Sunday, February 15, 2009

Red Oak's Five Things

In an earlier post, I followed a fascinating comment thread to a post of Citizen Carrie's that went through some of the current immigration issues. As the discussion wended its way along, with a hapless anonymous poster who brought very little game being taken to the hole by Carrie and Red Oak, Oak made an excellent point about certain types of arguers:
Description: He "knows" five things, those five things constitute the entire universe of things to be known (outside of the things he needs to know for his own profession, one hopes), he will repeat, all at once or in rotating order, those five things in response to anything you write, and while an occasional new factoid may penetrate, such that the List of Five becomes the List of Six or Seven, no new information is capable of modifying or transforming the original opinion.
If this attitude were confined just to bloggers or commenters, there would be very little to say about it. The wonderful world of Web 2.0 have brought some positives, but it's also given a forum to people who would normally only have the bartender to listen.

But there are serious professionals with major credentials who have the same attitude. It's fairly clear that large segments of our lawmakers are concerned only with adhering to either: strict party orthodoxy, or self-aggrandizement in preparation for the next election. (Oh, wait, I said serious professionals.)

So let's talk about economists, and let's talk about the subject of the original Carrie post: immigration policy. Economists "know" a few things: free trade is always good, the labor market is just like any other, an increase in supply (with constant demand) leads to lower prices (I could probably find two more to bring us to five, but these will suffice).

Where do those three things lead us? First of all, globalization is an unalloyed good. To believe that requires us to take a two-nation, two-good model that everyone accepts and extend it to a couple of hundred countries, multinational entities, government, and citizens with differing priorities and needs, but, no matter, the conclusion still applies.

Therefore, since labor is just like any other good, it makes sense to move it overseas or to bring lower-priced workers to this country. Either way, this action increases the labor supply.

So, since the supply of labor has increased, and, presumably, demand is roughly constant, the price of labor must go down, whether it's for manufacturing that has moved to Shenzhen or computer programming being done by H-1Bs in Phoenix.

Now is where we run into a pretty big problem. It's going to be very hard to make up for the loss of a career by saving a few bucks on a sweater, and most people can see that pretty clearly.
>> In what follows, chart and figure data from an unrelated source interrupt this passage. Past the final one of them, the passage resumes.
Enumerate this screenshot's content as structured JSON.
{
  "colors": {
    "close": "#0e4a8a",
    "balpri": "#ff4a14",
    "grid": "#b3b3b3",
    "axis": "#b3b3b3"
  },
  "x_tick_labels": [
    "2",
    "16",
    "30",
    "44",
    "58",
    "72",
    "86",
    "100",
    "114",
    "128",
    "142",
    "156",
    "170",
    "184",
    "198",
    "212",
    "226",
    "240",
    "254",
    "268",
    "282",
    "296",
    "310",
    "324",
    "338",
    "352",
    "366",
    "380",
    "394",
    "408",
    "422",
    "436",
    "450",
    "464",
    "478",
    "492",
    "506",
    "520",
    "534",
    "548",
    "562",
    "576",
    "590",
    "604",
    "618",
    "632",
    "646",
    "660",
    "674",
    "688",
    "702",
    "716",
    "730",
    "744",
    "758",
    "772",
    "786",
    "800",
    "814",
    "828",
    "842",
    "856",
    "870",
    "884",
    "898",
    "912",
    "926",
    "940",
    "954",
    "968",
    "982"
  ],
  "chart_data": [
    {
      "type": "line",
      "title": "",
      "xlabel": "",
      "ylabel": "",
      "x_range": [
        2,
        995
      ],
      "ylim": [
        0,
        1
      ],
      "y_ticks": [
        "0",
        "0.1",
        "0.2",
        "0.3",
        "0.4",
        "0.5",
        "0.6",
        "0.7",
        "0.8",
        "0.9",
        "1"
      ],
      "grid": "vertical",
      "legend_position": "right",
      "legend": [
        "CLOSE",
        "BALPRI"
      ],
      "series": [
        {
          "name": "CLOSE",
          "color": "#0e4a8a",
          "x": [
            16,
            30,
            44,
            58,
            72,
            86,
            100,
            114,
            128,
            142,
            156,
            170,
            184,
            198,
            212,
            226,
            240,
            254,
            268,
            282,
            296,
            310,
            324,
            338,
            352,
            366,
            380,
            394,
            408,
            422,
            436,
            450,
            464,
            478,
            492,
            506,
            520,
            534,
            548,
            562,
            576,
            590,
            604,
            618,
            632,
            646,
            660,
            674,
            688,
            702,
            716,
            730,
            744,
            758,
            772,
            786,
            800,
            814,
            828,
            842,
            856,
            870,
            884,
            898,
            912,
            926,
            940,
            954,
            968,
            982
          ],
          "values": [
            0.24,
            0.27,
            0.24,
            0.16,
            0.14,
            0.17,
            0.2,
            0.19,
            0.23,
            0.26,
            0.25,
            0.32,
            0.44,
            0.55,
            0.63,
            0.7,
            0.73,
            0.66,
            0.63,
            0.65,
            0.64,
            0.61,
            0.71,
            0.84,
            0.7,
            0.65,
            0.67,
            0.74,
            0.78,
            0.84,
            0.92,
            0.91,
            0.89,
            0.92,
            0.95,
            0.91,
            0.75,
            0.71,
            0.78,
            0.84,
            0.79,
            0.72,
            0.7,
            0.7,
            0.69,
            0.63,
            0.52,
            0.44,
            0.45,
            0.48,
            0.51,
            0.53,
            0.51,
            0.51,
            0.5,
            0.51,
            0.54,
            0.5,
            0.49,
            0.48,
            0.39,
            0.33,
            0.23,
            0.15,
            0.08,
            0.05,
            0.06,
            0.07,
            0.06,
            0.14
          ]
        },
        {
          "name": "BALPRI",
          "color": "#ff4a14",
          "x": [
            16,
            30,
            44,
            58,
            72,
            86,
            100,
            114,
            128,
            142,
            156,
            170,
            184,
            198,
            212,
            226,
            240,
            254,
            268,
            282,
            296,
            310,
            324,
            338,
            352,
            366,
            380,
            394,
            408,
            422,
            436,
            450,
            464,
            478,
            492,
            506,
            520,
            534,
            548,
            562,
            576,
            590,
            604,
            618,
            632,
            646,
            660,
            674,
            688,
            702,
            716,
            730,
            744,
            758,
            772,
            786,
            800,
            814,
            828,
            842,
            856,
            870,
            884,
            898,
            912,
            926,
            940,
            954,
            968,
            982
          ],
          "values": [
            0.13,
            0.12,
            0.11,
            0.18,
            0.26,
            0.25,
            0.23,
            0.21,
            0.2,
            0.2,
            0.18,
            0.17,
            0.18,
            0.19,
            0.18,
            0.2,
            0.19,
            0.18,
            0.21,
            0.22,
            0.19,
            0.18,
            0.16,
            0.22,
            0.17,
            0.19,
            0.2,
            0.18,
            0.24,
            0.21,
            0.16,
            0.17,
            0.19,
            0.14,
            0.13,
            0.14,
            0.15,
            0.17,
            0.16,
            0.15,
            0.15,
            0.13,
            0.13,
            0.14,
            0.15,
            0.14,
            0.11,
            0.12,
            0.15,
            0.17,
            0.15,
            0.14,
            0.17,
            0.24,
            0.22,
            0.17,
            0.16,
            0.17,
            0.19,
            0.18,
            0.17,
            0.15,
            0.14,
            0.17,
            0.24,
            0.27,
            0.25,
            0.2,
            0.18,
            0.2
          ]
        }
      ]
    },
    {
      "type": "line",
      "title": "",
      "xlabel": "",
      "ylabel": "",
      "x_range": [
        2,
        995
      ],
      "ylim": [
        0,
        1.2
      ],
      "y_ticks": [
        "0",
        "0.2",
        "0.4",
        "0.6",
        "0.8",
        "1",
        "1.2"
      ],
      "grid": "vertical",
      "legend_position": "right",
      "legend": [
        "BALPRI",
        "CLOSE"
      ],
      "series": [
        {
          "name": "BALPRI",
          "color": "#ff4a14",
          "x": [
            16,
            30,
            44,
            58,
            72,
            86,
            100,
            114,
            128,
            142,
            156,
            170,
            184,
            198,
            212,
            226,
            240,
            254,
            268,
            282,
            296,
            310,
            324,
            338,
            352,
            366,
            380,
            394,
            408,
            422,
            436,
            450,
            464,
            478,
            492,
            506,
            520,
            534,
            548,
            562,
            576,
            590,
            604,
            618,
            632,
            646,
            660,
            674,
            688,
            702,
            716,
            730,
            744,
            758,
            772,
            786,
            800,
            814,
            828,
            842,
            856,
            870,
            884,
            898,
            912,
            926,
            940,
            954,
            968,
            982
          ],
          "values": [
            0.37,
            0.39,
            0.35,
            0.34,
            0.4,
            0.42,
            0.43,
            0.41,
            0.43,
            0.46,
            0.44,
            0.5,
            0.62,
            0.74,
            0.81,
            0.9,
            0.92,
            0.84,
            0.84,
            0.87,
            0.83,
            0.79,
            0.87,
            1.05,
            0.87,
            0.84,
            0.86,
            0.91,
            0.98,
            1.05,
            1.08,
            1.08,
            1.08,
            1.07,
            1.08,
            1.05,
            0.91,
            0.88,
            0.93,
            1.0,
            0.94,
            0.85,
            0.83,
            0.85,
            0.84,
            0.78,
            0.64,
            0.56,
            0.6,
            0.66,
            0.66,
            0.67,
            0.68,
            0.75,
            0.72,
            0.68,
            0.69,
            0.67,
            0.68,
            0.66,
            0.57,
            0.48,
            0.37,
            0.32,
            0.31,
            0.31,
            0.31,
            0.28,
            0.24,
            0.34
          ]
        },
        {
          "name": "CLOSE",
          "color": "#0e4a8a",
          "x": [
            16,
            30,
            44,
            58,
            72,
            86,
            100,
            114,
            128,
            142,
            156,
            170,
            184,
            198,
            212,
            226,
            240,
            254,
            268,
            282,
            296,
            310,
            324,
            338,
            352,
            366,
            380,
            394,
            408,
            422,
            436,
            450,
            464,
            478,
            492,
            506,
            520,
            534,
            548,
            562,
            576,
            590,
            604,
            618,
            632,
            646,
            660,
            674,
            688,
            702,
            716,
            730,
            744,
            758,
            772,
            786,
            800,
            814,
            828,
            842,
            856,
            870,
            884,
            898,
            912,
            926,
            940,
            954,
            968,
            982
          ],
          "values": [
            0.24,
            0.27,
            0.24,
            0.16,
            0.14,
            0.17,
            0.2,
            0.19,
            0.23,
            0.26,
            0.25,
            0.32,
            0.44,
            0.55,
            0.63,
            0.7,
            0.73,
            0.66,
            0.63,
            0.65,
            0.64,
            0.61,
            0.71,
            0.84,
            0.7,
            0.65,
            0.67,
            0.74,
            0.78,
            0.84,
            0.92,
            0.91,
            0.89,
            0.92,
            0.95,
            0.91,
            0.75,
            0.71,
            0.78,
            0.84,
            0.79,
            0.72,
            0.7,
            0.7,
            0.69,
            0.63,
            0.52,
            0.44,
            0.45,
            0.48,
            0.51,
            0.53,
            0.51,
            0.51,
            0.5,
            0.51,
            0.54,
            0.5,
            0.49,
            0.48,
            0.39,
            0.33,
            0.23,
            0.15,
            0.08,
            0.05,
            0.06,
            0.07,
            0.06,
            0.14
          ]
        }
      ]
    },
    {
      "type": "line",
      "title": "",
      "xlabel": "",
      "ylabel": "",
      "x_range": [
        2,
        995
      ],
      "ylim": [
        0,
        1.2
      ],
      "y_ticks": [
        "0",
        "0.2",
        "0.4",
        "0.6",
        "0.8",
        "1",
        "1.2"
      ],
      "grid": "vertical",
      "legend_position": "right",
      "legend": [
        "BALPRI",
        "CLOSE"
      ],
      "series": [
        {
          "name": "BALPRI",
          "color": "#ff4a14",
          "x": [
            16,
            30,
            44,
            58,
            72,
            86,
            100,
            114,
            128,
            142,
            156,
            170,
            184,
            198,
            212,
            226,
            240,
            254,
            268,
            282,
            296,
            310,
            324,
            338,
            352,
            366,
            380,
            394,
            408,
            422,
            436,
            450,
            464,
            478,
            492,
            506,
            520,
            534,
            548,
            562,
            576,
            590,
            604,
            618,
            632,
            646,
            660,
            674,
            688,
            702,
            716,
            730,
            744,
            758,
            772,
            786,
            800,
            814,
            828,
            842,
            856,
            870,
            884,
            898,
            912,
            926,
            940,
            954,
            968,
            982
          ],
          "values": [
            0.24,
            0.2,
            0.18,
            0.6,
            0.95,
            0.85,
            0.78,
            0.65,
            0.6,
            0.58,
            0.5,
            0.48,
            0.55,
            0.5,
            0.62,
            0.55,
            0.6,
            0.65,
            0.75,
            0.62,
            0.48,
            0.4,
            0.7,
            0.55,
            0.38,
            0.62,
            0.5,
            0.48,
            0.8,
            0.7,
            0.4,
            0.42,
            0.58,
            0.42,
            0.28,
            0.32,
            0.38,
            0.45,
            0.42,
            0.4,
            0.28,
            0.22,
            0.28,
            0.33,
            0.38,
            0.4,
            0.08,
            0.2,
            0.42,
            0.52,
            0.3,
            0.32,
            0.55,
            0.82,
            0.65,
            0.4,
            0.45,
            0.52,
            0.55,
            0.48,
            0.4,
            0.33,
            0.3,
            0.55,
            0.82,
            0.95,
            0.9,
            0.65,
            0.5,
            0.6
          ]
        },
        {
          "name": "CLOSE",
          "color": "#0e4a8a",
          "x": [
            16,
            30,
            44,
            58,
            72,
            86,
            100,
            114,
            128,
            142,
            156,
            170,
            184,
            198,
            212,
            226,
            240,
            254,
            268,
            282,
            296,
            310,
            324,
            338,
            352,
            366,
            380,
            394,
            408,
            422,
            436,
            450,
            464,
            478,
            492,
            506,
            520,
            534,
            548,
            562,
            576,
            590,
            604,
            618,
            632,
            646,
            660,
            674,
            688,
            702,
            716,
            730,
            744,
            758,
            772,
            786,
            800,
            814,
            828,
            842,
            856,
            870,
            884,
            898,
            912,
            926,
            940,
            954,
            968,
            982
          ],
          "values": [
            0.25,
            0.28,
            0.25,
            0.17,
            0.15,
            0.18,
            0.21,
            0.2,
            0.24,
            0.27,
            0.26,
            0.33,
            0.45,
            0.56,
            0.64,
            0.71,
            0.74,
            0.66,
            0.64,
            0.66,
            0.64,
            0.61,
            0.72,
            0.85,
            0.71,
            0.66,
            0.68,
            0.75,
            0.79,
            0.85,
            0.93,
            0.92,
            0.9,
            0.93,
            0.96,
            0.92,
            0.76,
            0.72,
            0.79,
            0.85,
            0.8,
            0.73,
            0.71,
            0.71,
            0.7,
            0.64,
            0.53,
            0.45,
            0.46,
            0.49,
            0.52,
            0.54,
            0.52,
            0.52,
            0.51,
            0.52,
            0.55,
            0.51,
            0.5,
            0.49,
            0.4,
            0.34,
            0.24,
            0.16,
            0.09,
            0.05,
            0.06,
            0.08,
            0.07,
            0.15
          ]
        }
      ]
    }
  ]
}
But free trade is always good. Paradox!! (And we're leaving out the part where economists are actually embedded in the world of politics, so they can't admit that there will be losses to major parts of our population through their policies.)

This is just one example how clinging to Five (or Three) Things leads one astray. At some point, to make sense of it all, an honest economist would have to question the basic assumptions. But too few of them are willing to do that, so everything that impinges on free trade in goods, services, or jobs is labelled with the dirty word, "protectionism." The clear result, that letting the market have its way will make quite a few people substantally poorer, disproportionate shares of them on the "wealthy" side of the trade, is impossible to fathom, so the "experts" just elide over it, or attack those who ask questions about it.

We can conclude that Anonymous may well not just be some random shouter on the Web, he or she may be a respected, tenured economist at a major university.

2 comments:

JohnDiddler said...

Holy crap you guys are insane. Carrie's saying I "disguise" myself, looney Tuesday lady. Furthermore, she continues claiming I'm trolling when in fact I think she's off-the-rails nuts, and does not know what a troll is. I don't write to enflame her passions contrary to my own beliefs! I WRITE MY BELIEFS. and yet i'm the bogeyman on blogs allegedly committed to an inquiry. let's all smear the outsider and his views! that's our inquiry! man, i'm reading ayn rand now. carrie's rand's trifling magpie archtype. what an insular eddy of blogger FREAKS. At no time have i hidden my identity from her, and at no time was she obligated to answer/ignore me. SHE SIMPLY CENSORS ME. and now it's 4 months later and she's still crazy as a box of clocks. YOU GUYS STILL CRACK ME UP.

incidentally Red Oak used this same (EXACT) smear/critique toward me... though there was a more vile man levying it as well, the "he's got 5 ideas and we keep blowing his mind!" saw of utter crap. you guys are all mutual douchebags together spinning in an oblivion of literalist pedant cliche' appraisals and fear, and your psychological deconstructionism is both trite and mistaken. i am not a troll! i am not a reductionist! and i am not hiding out like a bogeyman for freaks like carrie. she censors me so she can lick it, anti-American freakshow! the fact your bizarroworld copter-beanies still rev for me months later is fascinating. at least you can ignore my critiques and stick to smears and false appraisals. THIS BLOG DELIVERS.

Eric Easterberg said...

Someone needs to get to bed a little earlier.